Best Practices after a hack

[mphidalgo]

What are considered best practices after a hack of a multi-sig Electrum wallet and stolen funds?  Let's assume the funds are unrecoverable.

One path would be reporting the crime.  There is regular law enforcement but also crypto companies like chainalysis who seem worthwhile to help isolate wallets if possible.

Another path is some kind of internal audit of multi-sigs, their process, and systems.

Any suggestions for what else there is to do and who to engage as part of the retro is appreciated.

[o_e_l_e_o]

Chalk up the funds as lost and examine how you were hacked to make sure it doesn't happen again.

Sure, file a police report, but unfortunately 99% of crypto thefts go unsolved.
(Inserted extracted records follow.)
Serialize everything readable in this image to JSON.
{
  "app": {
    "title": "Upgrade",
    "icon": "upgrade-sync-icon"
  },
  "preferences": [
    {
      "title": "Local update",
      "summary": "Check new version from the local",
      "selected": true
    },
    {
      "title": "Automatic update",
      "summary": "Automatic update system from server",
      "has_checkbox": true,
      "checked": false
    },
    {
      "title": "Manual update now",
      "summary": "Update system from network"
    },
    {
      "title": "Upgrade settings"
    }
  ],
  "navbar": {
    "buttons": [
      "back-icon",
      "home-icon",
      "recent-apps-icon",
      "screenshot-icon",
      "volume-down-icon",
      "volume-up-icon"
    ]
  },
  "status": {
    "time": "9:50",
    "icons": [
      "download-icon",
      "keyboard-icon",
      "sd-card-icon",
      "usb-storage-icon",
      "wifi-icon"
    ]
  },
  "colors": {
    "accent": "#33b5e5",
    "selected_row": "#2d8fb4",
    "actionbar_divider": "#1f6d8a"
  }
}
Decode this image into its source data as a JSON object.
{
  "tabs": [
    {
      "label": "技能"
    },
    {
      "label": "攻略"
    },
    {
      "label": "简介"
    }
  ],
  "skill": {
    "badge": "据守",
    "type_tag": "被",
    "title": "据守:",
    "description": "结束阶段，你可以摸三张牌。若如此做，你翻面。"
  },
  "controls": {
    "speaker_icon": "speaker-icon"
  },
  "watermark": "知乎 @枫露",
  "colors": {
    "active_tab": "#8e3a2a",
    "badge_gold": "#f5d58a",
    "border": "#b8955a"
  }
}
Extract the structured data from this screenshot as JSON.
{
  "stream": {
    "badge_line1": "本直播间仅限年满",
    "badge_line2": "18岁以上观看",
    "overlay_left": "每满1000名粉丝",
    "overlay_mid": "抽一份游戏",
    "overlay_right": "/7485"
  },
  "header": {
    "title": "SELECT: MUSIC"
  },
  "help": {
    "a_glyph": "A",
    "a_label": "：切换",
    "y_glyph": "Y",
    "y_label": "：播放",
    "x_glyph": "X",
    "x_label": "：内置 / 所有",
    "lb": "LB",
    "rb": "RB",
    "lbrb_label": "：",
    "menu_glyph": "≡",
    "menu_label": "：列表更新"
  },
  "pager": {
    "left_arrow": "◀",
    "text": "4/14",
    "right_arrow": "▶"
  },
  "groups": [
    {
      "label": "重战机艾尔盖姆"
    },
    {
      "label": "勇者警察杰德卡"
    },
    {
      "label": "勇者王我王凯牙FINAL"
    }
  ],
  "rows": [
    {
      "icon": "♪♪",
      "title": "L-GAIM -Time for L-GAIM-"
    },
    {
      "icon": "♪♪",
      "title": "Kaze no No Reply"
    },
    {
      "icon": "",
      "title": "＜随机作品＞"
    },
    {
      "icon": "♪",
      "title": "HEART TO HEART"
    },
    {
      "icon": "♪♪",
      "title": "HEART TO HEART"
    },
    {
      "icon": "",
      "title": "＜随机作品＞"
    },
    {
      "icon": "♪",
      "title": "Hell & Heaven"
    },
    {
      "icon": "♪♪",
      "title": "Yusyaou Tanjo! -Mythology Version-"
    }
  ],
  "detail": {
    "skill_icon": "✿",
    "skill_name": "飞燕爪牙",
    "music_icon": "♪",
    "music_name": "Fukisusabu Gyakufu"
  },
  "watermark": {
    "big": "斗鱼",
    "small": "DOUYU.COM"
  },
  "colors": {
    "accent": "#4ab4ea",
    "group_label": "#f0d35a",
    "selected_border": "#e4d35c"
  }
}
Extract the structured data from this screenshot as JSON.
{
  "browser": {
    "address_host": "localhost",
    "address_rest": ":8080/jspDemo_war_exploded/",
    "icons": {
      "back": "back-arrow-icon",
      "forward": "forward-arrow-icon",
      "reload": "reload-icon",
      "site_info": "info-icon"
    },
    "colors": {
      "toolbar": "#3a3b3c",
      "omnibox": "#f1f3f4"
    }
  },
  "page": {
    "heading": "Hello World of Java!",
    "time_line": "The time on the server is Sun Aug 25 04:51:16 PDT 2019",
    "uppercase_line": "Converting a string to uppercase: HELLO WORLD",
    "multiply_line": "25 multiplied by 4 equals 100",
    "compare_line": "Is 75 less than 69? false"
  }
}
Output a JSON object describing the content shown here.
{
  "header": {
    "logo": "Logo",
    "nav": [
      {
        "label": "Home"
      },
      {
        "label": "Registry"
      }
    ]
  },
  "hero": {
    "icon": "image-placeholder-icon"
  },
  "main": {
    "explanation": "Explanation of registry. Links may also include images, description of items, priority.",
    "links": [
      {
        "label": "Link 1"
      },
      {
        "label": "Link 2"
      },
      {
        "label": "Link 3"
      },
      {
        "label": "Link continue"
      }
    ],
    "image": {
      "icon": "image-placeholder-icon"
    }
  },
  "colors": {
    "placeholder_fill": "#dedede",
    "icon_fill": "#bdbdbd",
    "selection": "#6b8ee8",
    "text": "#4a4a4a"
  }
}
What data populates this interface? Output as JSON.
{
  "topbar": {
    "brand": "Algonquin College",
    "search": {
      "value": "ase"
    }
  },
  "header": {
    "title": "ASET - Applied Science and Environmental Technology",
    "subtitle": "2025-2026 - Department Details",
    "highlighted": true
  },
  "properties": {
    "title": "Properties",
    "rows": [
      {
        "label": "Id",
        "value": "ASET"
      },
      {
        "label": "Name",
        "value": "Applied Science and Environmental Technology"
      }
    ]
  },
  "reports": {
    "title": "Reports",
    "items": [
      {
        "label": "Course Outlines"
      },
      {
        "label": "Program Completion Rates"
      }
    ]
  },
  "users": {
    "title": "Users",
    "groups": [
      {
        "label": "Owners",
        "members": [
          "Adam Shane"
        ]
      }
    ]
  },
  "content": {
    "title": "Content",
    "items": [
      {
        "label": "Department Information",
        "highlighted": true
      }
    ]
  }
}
You could try tracing the funds to an exchange or service yourself if the thief has been stupid enough to not obfuscate their blockchain trail, or use a blockchain analysis company (although this will be expensive).

I'm not sure what you mean by auditing the multi-sig. It's simply a piece of code. What was the multi-sig scheme? 2-of-3? How did you create these keys? How did you store them? How did you back them up? A thief doesn't accidentally stumble across multiple keys. At some point you had to both make yourself a target by advertising the fact you had funds worth stealing, and give away enough details about your multi-sig set up for it to be exploited. This is your biggest issue right now - how have you been so lax with your security? Do you have a key logger or other malware? Are your communications being intercepted? Did you store all the keys in the same place? Address this before it happens again.

[mphidalgo]

Thanks o_e_l_e_o. 

It certainly is a head scratcher.  It seems inconceivable that someone would get 2 of 4 keys, but like you said, there must have been a breakdown in the process somewhere.

[o_e_l_e_o]

Did you generate all the keys on the same device/computer/phone? If so, that is the most probable weak link. What software did you use to generate the keys? Are you sure it wasn't malicious or compromised? How did you back up and store the keys? Where did you store them? Who else, if anybody, knew about them?

There are a lot of places the process could have broken down.

[HCP]

Who had access to one/some/all of the keys? Just you or were other parties involved in this multi-sig setup? What devices were these keys stored on? Are they all clean? Have they been audited? What other activities are these device(s) used for? What OS(es) are being used? What security protocols are in place to secure the devices?

[Pmalek]

It seems inconceivable that someone would get 2 of 4 keys, but like you said, there must have been a breakdown in the process somewhere.

Not just two of the four private keys or seeds, they would also need the master public keys of the other cosigners unless are private keys/seeds were in the same place.

Were you the sole owner off all these keys or were they shared among multiple people as part of a company setup or among friends/relatives, etc.?
In a 2/4 setup, two of the cosigners could go rogue and steal the coins assuming they also have the required xpubs. Do you absolutely trust that the other people who were part of the setup wouldn't steal the coins themselves?   

[hugeblack]

It certainly is a head scratcher.  It seems inconceivable that someone would get 2 of 4 keys, but like you said, there must have been a breakdown in the process somewhere.

The process of tracking coins is one thing and recovering them is another thing, you need to be lucky to succeed in tracking those coins and then recover them because the only way to recover them is to deposit those coins in central platforms or a third party that can be controlled.

2 out of 4 will make a bug in your security model because if the scammer's access to any two of the four keys means that you will lose your money.
3 out of 5 would be a good choice, or more.

Now you have to move all the coins to another place, check all the things that led to the hack and then think about how to recover those coins

[o_e_l_e_o]

OP has been inactive for a year, guys.